O dia de Benedita na Constituinte

Ela sempre destoou dos políticos evangélicos por seu perfil inusitado. Trabalhou como empregada doméstica, faxineira, camelô, auxiliar de enfermagem e assistente social. Em 1982, foi a única vereadora eleita pelo PT na cidade do Rio de Janeiro. Quatro anos depois chegou à Assembleia Nacional Constituinte com o lema "Mulher, negra e favelada".

Benedita da Silva nunca se enquadrou (ou se enquadra) dentro do modelo conhecido de parlamentar evangélico. A maioria dos colegas da deputada fluminense na Constituinte eram pastores, cantores sacros, ou empresários bem-sucedidos. Muitos deles, aliás, sem experiência política e defensores de teses conservadoras.

Benedita: momento histórico

"Bené", como carinhosamente é chamada, não chegou ao Congresso por indicação convencional ou apadrinhamento eclesiástico, mas construiu sua trajetória pública nas favelas e em constantes lutas sociais. Com visões e práticas políticas tão opostas aos dos seus pares evangélicos, os embates com seus irmãos parlamentares foram permanentes.

Criticada por muitos setores evangélicos, Benedita, contudo, protagonizou um momento insólito naqueles dias de grandes esperanças para o Brasil. Em uma "Cena simbólica" como registrou a revista Veja (edição de 1º de julho de 1987), Bené viveu um dia para entrar na história.

No plenário da Constituinte de 1823, discutiam-se a liberdade de imprensa, os poderes do imperador dom Pedro I e como seria o país que acabava de declarar sua independência - mas nenhum parlamentar ocupou-se da questão do trabalho em um país que, naquela época, utilizava mão-de-obra escrava. Na última quarta-feira, quando a deputada Benedita da Silva, do PT fluminense, assumiu a presidência da Constituinte pelo prazo de 30 minutos, ocorreu um fato histórico. Pela primeira vez na História do país, uma neta de escravos que trabalhavam em fazendas de Minas Gerais comandou a sessão do plenário encarregado de escrever uma nova Carta de Leis para o país.

No dia seguinte, mais uma vez por meia hora a deputada presidiu o trabalho da Constituinte. Diante de tamanho simbolismo e privilégio por ocupar (ainda que transitoriamente) à presidência da Mesa, a deputada disse que sentiu "calafrios". "Eu nunca me preparei psicologicamente para isso" - revelou ela.

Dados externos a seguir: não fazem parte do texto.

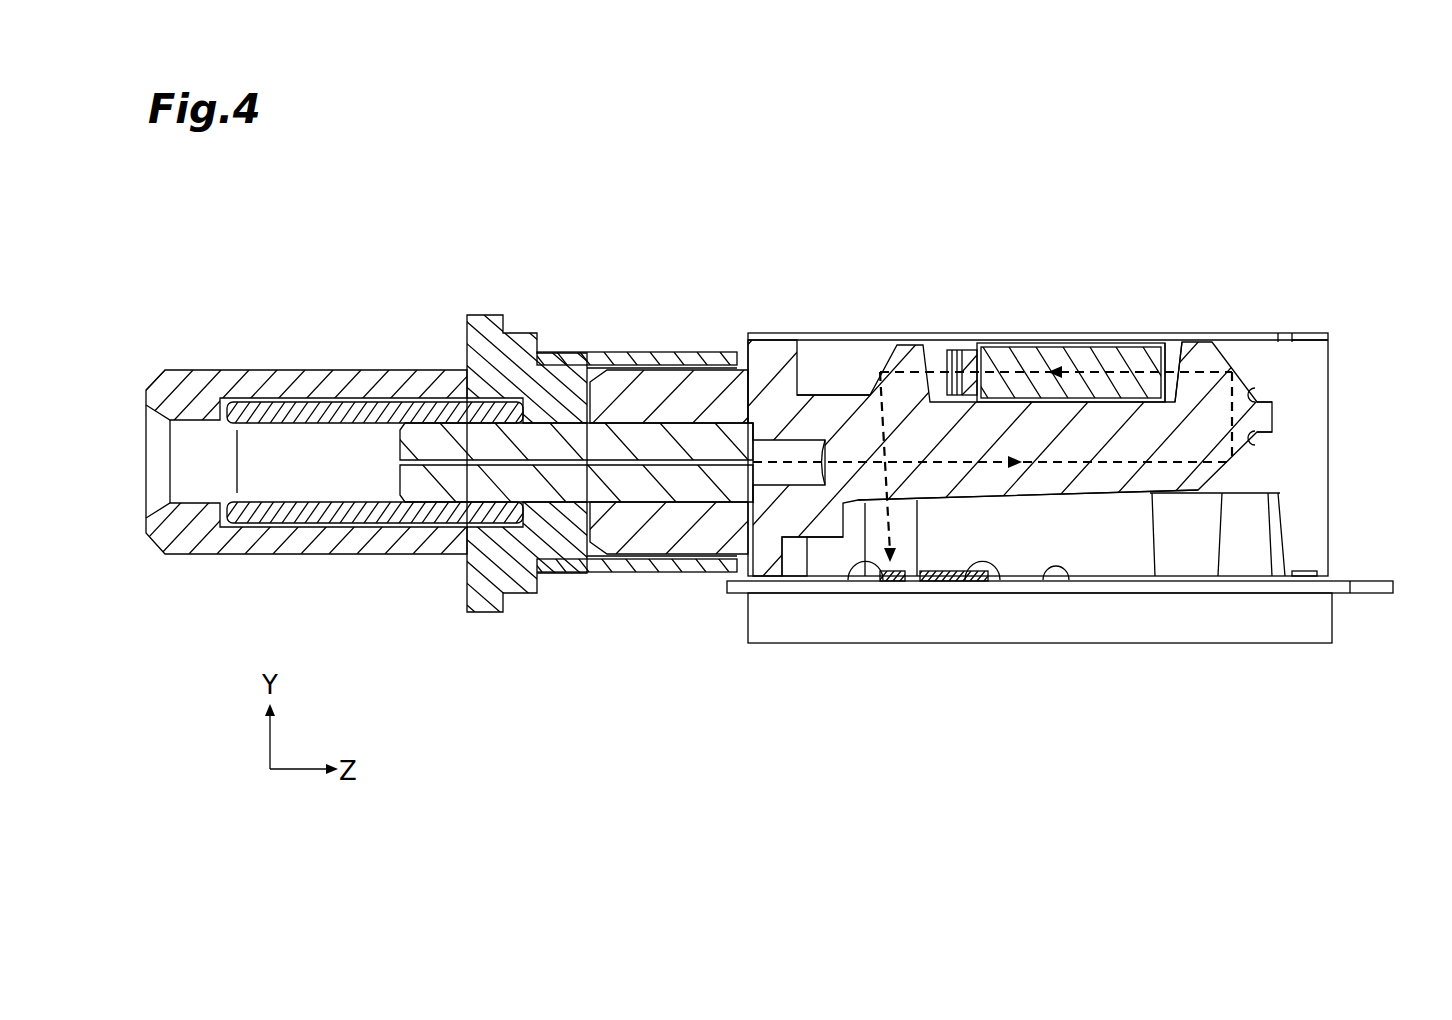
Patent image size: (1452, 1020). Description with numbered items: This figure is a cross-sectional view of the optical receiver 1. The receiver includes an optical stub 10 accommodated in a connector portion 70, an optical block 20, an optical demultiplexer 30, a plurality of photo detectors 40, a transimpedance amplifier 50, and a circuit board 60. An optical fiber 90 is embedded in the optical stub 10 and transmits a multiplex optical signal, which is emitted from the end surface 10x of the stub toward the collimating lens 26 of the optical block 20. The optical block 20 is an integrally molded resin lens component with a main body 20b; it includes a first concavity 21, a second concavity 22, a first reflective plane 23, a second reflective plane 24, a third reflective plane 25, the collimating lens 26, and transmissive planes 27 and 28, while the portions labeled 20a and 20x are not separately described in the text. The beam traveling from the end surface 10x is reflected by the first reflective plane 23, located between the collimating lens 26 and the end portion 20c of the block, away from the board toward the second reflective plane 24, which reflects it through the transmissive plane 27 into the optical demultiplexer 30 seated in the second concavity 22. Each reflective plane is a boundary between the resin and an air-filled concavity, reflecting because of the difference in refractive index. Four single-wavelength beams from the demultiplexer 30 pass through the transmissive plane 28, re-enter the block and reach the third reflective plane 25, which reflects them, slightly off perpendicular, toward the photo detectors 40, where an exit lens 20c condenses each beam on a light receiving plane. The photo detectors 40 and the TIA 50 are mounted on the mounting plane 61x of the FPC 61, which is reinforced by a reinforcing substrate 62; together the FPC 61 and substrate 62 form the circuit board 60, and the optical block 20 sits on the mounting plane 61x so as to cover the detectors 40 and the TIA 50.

The optical receiver 1 is at (980, 230).
The optical stub 10 is at (432, 500).
The end surface 10x is at (765, 412).
The optical block 20 is at (1310, 332).
The housing insertion portion 20a is at (657, 572).
The main body 20b is at (768, 333).
The exit lens 20c is at (1330, 345).
The housing bottom surface 20x is at (895, 500).
The first concavity 21 is at (652, 432).
The second concavity 22 is at (1170, 340).
The first reflective plane 23 is at (1255, 436).
The second reflective plane 24 is at (1255, 395).
The third reflective plane 25 is at (866, 385).
The collimating lens 26 is at (770, 540).
The transmissive plane 27 is at (1174, 393).
The transmissive plane 28 is at (945, 345).
The optical demultiplexer 30 is at (1060, 348).
The photo detectors 40 is at (855, 582).
The Transimpedance Amplifier 50 is at (975, 582).
The circuit board 60 is at (1220, 716).
The FPC 61 is at (1200, 593).
The mounting plane 61x is at (1068, 578).
The reinforcing substrate 62 is at (1133, 628).
The connector portion 70 is at (245, 370).
The optical fiber 90 is at (552, 465).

Crítica das estruturas sociais do país, a futura governadora do Rio de Janeiro declarou: "Favelado só aparece nos jornais em condições desfavoráveis. Espero apenas que, um dia, isso não seja mais novidade." A questão simbólica para ela era importante, contudo isso deveria ser superado pela promoção da justiça social em uma nação com tantas desigualdades.

Durante o processo de elaboração da nova Carta Magna, os evangélicos comemoraram algumas conquistas políticas e simbólicas. As mais celebradas foram a inclusão do nome de Deus no preâmbulo da Constituição e a Bíblia na Mesa da Assembleia Nacional Constituinte. Todavia, a conquista de Benedita permaneceu ignorada. No Mensageiro da Paz não há uma linha sobre o dia histórico vivenciado pela assembleiana moradora do Morro do Chapéu.

Porém, quase duas décadas depois é interessante revisitar a matéria, que um dia poderá ser bem aproveitada na historiografia protestante. A ex-empregada é um exemplo de crentes inseridos na vida pública que vieram realmente "de baixo", ou seja, de bases populares.

Fontes:

FRESTON, Paul. Evangélicos na política: história ambígua e desafio ético. Curitiba: Encontrão Editora, 1994.

Arquivo Digital Revista Veja - edição de 1º de julho de 1987, p.36.

Comentários

  1. Excelente, Benedita representa o viés pentecostal assembleiano, que não se identifica com as classes dominantes, sobretudo, os homens machistas e famintos pela perpetuação no poder, pelo contrário, representa a figura da mulher, que além de pobre, é negra, isto é, a figura emblemática da mulheres assembleias, que construíram com muito esforço grande parte do que a Assembleia de Deus é hoje, não são respeitadas e muito menos reconhecidas da forma que merecem, pela grande importância que têm na história pentecostal.